Desde Furela a Sarriá ire descendiendo en continuos sube-bajas (que contradicción). Hasta que no me descargue la ruta y vi realmente el perfil no me terminaba de creer que realmente fuera perdiendo altura. A estas alturas el cansancio ya hace bastante mella, tampoco me encuentro con muchos peregrinos por estos parajes, alguno suelto solamente.

 

 

Llego a Sarriá y me como unos rampones de aupa, aquí se palpa un gran ambiente de peregrinos, hay albergues, hostales, tiendas y demás negocios a la sombra del Camino. Paro a sellar en el albergue municipal, el alberguero es muy amable y me ofrece cama:

-Aun me quedan camas libres si quieres quedarte.
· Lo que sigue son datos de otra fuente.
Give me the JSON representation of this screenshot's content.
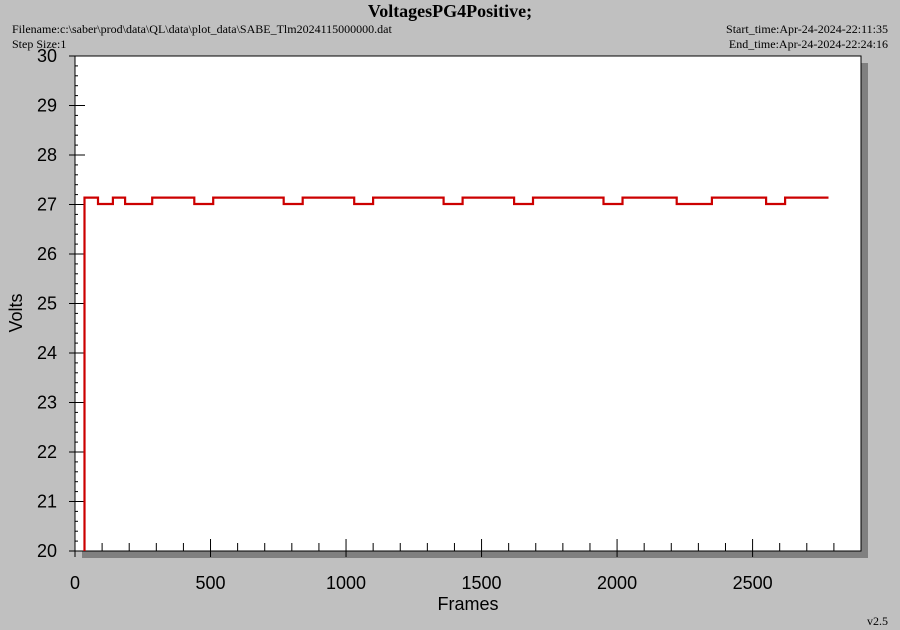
{
  "header": {
    "title": "VoltagesPG4Positive;",
    "filename": "Filename:c:\\saber\\prod\\data\\QL\\data\\plot_data\\SABE_Tlm2024115000000.dat",
    "step_size": "Step Size:1",
    "start_time": "Start_time:Apr-24-2024-22:11:35",
    "end_time": "End_time:Apr-24-2024-22:24:16",
    "version": "v2.5"
  },
  "colors": {
    "background": "#c0c0c0",
    "plot_area": "#ffffff",
    "series": "#cc0000",
    "shadow": "#808080"
  },
  "chart_data": {
    "type": "line",
    "title": "VoltagesPG4Positive;",
    "xlabel": "Frames",
    "ylabel": "Volts",
    "xlim": [
      0,
      2900
    ],
    "ylim": [
      20,
      30
    ],
    "x_ticks": [
      0,
      500,
      1000,
      1500,
      2000,
      2500
    ],
    "x_tick_labels": [
      "0",
      "500",
      "1000",
      "1500",
      "2000",
      "2500"
    ],
    "y_ticks": [
      20,
      21,
      22,
      23,
      24,
      25,
      26,
      27,
      28,
      29,
      30
    ],
    "y_tick_labels": [
      "20",
      "21",
      "22",
      "23",
      "24",
      "25",
      "26",
      "27",
      "28",
      "29",
      "30"
    ],
    "grid": false,
    "series": [
      {
        "x": [
          35,
          35,
          85,
          85,
          140,
          140,
          185,
          185,
          285,
          285,
          440,
          440,
          510,
          510,
          770,
          770,
          840,
          840,
          1030,
          1030,
          1100,
          1100,
          1360,
          1360,
          1430,
          1430,
          1620,
          1620,
          1690,
          1690,
          1950,
          1950,
          2020,
          2020,
          2220,
          2220,
          2350,
          2350,
          2550,
          2550,
          2620,
          2620,
          2780
        ],
        "y": [
          20,
          27.14,
          27.14,
          27.01,
          27.01,
          27.14,
          27.14,
          27.01,
          27.01,
          27.14,
          27.14,
          27.01,
          27.01,
          27.14,
          27.14,
          27.01,
          27.01,
          27.14,
          27.14,
          27.01,
          27.01,
          27.14,
          27.14,
          27.01,
          27.01,
          27.14,
          27.14,
          27.01,
          27.01,
          27.14,
          27.14,
          27.01,
          27.01,
          27.14,
          27.14,
          27.01,
          27.01,
          27.14,
          27.14,
          27.01,
          27.01,
          27.14,
          27.14
        ]
      }
    ]
  }
}
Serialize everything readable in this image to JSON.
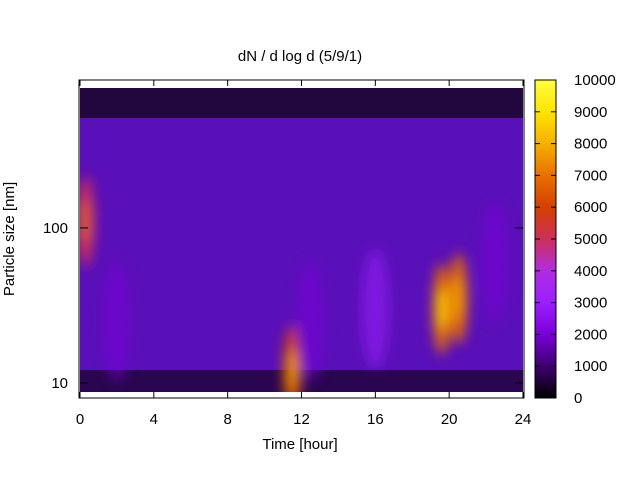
{
  "chart_data": {
    "type": "heatmap",
    "title": "dN / d log d (5/9/1)",
    "xlabel": "Time [hour]",
    "ylabel": "Particle size [nm]",
    "xlim": [
      0,
      24
    ],
    "ylim": [
      8,
      900
    ],
    "y_scale": "log",
    "x_ticks": [
      0,
      4,
      8,
      12,
      16,
      20,
      24
    ],
    "y_ticks": [
      10,
      100
    ],
    "colorbar": {
      "min": 0,
      "max": 10000,
      "ticks": [
        0,
        1000,
        2000,
        3000,
        4000,
        5000,
        6000,
        7000,
        8000,
        9000,
        10000
      ],
      "palette": [
        "#000000",
        "#3c006e",
        "#7a00d8",
        "#9b1fff",
        "#b02de0",
        "#cc2f5a",
        "#d44000",
        "#e87000",
        "#f5b000",
        "#ffe400",
        "#ffff40"
      ]
    },
    "features": [
      {
        "x": 0.3,
        "y_nm": 110,
        "value": 5200
      },
      {
        "x": 11.5,
        "y_nm": 12,
        "value": 6000
      },
      {
        "x": 19.6,
        "y_nm": 30,
        "value": 7200
      },
      {
        "x": 20.5,
        "y_nm": 35,
        "value": 6800
      },
      {
        "x": 16.0,
        "y_nm": 30,
        "value": 2600
      },
      {
        "x": 12.5,
        "y_nm": 25,
        "value": 2400
      },
      {
        "x": 2.0,
        "y_nm": 25,
        "value": 2200
      },
      {
        "x": 22.5,
        "y_nm": 60,
        "value": 2200
      }
    ],
    "grid": false,
    "legend": "none"
  }
}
-No gracias, sigo camino...

No tengo intención de quedarme aquí, Sarriá viene marcado como fin de etapa en todas las guias y yo estoy buscando algo mas de tranquilidad; mi destino esta ya “solo” a unos 5 km.

Aprovecho a comprar platanos, frutos secos y alguna cosilla mas para el dia siguiente, el pueblo donde tengo pensado dormir me parece que no tiene nada. La compra la hago en La Rua Mayor que esta llena de todo tipo de negocios enfocados al peregrino. También hay mucho peregrinos de relax en las terrazas.

Saliendo de Sarriá aprovecho para visitar el Albergue-Monasterio de la Magdalena.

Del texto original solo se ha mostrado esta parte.